I’m not sure if this example will follow under the category of “industrial design” but it really helped me to look at things differently. Probably some of you are familiar with an iconic exhibit from the Exploratorium, “Sip of conflict”, where visitors are prompted to drink from a water fountain fashioned from an actual (but unused) toilet. The intention of the exhibit is to experience the tension between reason and emotion. What is wrong with drinking water from this fountain? How much does it matter its shape when you know for sure it is as clean as any other water fountain? I have some friends who were not able to do it. They were simply disgusted by the idea, and even watching me doing it made them feel uncomfortable. I feel this goes along with the point made by Sanders where she states that “experience is a constructive activity”, and Buchenau’s et al. assertion that “The experience of even simple artifacts does not exist in a vacuum but, rather, in dynamic relationship with other people, places and objects.” If I would have been by myself at the Exploratorium I might have struggled a little bit with myself before drinking the water, but being with my friends added a whole new level to the experience.

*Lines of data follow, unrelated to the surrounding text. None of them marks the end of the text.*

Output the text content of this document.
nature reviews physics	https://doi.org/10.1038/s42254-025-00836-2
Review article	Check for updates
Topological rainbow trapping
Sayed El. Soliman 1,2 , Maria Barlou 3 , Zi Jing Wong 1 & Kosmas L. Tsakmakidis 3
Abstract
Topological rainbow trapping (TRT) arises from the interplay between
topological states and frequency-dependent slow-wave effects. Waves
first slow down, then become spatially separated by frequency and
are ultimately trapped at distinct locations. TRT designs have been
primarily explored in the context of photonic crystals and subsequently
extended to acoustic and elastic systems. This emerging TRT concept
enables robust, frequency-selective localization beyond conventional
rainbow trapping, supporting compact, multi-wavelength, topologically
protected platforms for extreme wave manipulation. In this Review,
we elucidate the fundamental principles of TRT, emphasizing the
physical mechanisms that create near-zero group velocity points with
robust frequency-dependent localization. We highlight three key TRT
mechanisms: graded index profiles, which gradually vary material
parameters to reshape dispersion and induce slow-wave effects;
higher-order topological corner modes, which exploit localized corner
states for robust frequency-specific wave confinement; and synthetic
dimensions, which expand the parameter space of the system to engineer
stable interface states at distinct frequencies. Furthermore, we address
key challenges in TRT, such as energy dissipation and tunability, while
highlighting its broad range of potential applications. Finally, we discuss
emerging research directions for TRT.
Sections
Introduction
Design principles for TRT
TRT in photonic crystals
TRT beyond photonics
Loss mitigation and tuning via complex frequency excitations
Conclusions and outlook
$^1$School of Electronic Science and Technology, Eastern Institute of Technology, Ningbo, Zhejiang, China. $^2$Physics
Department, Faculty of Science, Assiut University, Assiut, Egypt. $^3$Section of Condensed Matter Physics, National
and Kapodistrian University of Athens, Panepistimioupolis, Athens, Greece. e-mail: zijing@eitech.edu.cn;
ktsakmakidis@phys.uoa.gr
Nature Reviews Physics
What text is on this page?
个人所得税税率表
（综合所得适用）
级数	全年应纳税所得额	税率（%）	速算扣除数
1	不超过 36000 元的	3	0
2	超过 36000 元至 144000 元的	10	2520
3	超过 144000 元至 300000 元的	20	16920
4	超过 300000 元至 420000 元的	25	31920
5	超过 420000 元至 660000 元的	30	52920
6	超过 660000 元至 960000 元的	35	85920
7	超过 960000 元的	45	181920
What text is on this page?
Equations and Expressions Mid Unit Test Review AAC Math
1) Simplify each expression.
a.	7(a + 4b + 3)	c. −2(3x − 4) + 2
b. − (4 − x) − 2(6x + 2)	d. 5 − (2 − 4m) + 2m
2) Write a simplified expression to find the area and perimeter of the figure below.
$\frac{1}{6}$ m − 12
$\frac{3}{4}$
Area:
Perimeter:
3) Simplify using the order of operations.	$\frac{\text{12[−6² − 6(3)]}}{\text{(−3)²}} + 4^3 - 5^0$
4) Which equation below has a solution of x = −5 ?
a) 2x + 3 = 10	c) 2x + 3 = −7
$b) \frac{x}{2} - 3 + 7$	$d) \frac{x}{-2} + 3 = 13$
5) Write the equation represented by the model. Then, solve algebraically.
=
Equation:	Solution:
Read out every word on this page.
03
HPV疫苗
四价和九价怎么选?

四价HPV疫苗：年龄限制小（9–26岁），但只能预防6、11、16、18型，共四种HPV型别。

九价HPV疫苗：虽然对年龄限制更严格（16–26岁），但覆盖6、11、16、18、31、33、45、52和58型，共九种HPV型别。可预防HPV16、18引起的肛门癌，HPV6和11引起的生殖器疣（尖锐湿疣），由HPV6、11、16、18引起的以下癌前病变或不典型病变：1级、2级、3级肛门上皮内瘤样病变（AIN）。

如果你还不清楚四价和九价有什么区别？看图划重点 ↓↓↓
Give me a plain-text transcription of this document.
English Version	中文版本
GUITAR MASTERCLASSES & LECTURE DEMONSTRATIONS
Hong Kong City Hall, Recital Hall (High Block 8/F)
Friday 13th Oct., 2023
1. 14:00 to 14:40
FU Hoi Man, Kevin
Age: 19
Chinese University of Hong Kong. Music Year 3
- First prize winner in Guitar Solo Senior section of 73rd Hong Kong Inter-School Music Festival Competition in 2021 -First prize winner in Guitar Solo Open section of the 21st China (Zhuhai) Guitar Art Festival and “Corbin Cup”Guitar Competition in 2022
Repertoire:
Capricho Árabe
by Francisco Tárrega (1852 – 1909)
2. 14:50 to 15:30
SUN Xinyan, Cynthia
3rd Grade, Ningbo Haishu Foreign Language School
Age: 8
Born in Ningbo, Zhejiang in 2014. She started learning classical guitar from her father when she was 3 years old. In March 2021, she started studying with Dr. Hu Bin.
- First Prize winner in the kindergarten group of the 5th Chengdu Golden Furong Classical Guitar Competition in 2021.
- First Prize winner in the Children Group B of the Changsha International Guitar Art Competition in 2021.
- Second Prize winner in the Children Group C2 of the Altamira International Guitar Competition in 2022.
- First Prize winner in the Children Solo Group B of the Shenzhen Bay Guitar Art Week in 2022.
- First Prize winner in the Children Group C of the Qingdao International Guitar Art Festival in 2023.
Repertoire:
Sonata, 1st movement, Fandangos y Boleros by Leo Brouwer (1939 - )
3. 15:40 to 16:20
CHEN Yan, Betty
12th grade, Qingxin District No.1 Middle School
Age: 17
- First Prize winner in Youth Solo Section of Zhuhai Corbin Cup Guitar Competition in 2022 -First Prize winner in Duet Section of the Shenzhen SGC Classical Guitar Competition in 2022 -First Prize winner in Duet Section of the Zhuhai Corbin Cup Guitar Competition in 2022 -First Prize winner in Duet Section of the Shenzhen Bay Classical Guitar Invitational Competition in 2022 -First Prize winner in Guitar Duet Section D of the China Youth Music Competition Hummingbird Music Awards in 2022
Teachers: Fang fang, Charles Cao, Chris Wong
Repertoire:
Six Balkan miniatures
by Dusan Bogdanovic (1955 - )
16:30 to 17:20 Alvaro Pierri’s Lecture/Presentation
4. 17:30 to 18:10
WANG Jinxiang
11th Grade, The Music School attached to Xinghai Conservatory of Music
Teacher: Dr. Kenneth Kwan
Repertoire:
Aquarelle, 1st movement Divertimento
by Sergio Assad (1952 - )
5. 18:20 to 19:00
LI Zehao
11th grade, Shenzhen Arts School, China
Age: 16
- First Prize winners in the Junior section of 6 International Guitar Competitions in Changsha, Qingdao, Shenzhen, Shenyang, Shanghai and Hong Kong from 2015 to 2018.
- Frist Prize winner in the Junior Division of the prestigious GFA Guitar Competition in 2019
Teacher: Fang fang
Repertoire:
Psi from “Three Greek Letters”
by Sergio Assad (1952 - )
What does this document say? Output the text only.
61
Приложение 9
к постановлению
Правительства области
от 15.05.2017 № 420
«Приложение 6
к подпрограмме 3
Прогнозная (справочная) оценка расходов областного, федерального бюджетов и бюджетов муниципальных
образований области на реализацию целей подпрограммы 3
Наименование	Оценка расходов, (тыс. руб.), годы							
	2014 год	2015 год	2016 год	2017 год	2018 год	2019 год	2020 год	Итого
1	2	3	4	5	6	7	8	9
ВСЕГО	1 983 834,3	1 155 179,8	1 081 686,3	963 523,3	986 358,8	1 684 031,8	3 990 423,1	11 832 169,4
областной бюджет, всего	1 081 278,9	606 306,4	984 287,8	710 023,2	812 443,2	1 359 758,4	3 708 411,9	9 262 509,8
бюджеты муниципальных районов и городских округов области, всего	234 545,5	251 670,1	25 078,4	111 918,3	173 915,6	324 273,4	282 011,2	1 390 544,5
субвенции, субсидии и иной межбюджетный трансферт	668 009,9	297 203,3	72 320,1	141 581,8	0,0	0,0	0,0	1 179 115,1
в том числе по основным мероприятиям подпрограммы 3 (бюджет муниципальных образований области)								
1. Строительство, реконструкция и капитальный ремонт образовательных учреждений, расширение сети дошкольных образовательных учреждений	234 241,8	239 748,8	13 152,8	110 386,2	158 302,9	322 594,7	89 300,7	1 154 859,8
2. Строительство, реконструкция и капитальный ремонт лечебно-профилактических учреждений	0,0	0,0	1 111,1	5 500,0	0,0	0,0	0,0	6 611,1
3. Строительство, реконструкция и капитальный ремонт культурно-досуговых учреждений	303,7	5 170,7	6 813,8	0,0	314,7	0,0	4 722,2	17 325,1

Additionally, “Sip of conflict” helped me to: a) be more aware of the psychological barriers that we impose on ourselves, and how hard it can be to overcome them (even with the help of logic), and b) rethink my assumptions about design (since there are no rules to be followed).
I believe this exhibit to be a very good example of inviting visitors to look at everyday objects in a different way, and challenging our presumptions and relationships with them (precisely the goal of the exhibit “Strangely familiar”).